I'm convincing myself to be super positive. Ever since I left my "safety net" or back-up plan called banking over a year ago... (which some of you can go back to that original post last year...)

I have had such a positive and scary experience all at once. It feels sort of like the end of the begining, if that makes any sense at all?

A quick background on me....(for those who don't want to have to go back through the archive).

I put myself through college working in banking.. always considered that my back up, but had much loftier goals than that. Most of it was about having an impact on a lot of people.. through a campaign that I believed in, or some miracle company I was going to dream up. Who knows. I had no idea. I did get on the right track and landed an AMAZING internship.. and later job in the House of Commons, Parliament UK. This was after the war had started, though, and our American dollar was really suffering in London. On a starving post grad student's salary.. and sometimes NO salary, I could no longer afford my blissful lifestyle in London : (A pretty good job offer landed in my lap back in Portland.. and that's where the real fun/chaoticness started. After a whirlwind romance with a charming hawaiian looking surfer boy, ended up with me crying the day of my Buddhist/Cambodian wedding, whilist 4 months pregnant, I thought to myself.. THIS IS NOT WHERE I was headed a year ago!!! What happened to me?!

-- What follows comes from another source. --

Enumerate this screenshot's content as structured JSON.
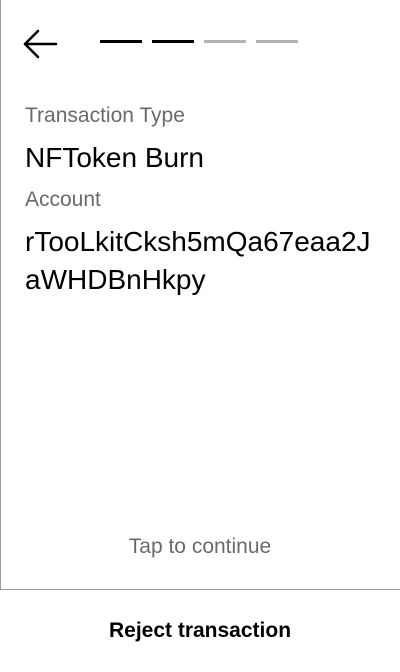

Ahh, but I made a valiant effort, even tied myself down to a mortgage... only to realize after a "hi-five" to my surfing "buddhist hubbie" (although we never made it legal) that we were done playing house... financially it was crushing to separate, but for the emotional and mental well being of the 3 of us we knew it was the wisest decision. 2 years later, we are great friends, that co-parent as a team with common goals, a HAPPY, loving, disciplined and beautiful little 4 year old. I look at her in awe everyday over her resiliance, capabilities, innocence and beauty of a half asian/irish wee one.

So here I am today... Going back for my Master's of Urban Planning, with an emphasis in either energy or real estate development. I am amidst trying to launch another company with brilliant partners (doctor, NIKE/Intel software developers, and a advisor who worked on the Russian Missile crisis negotiations during the Regan administration, and has founded or advised other companies listed on NYSE).I am nothing but excited over the experience... My master's will relate to my new company's endeavors- but ofcourse will serve as a back up plan once again, in case I need to actually get a day job again.

Until then... I am working like everyone else on here, for multiple sources of income and looking past just Financial Stability (which MUST occur sooner than later!) in order for my "cup runeth over" I feel like I can be the best advocate, leader, listener, motivater, friend, business partner, family member, mother when I have more than enough to share with and inspire others...

Feel free to contact me with any tips or your own experience! I am really looking forward to my new path... one that I've been eyeing and dancing around for awhile, attempting to walk down.. but jumping off here and there, out of fear. This time I'm staying and I'm sure it'll be worth it.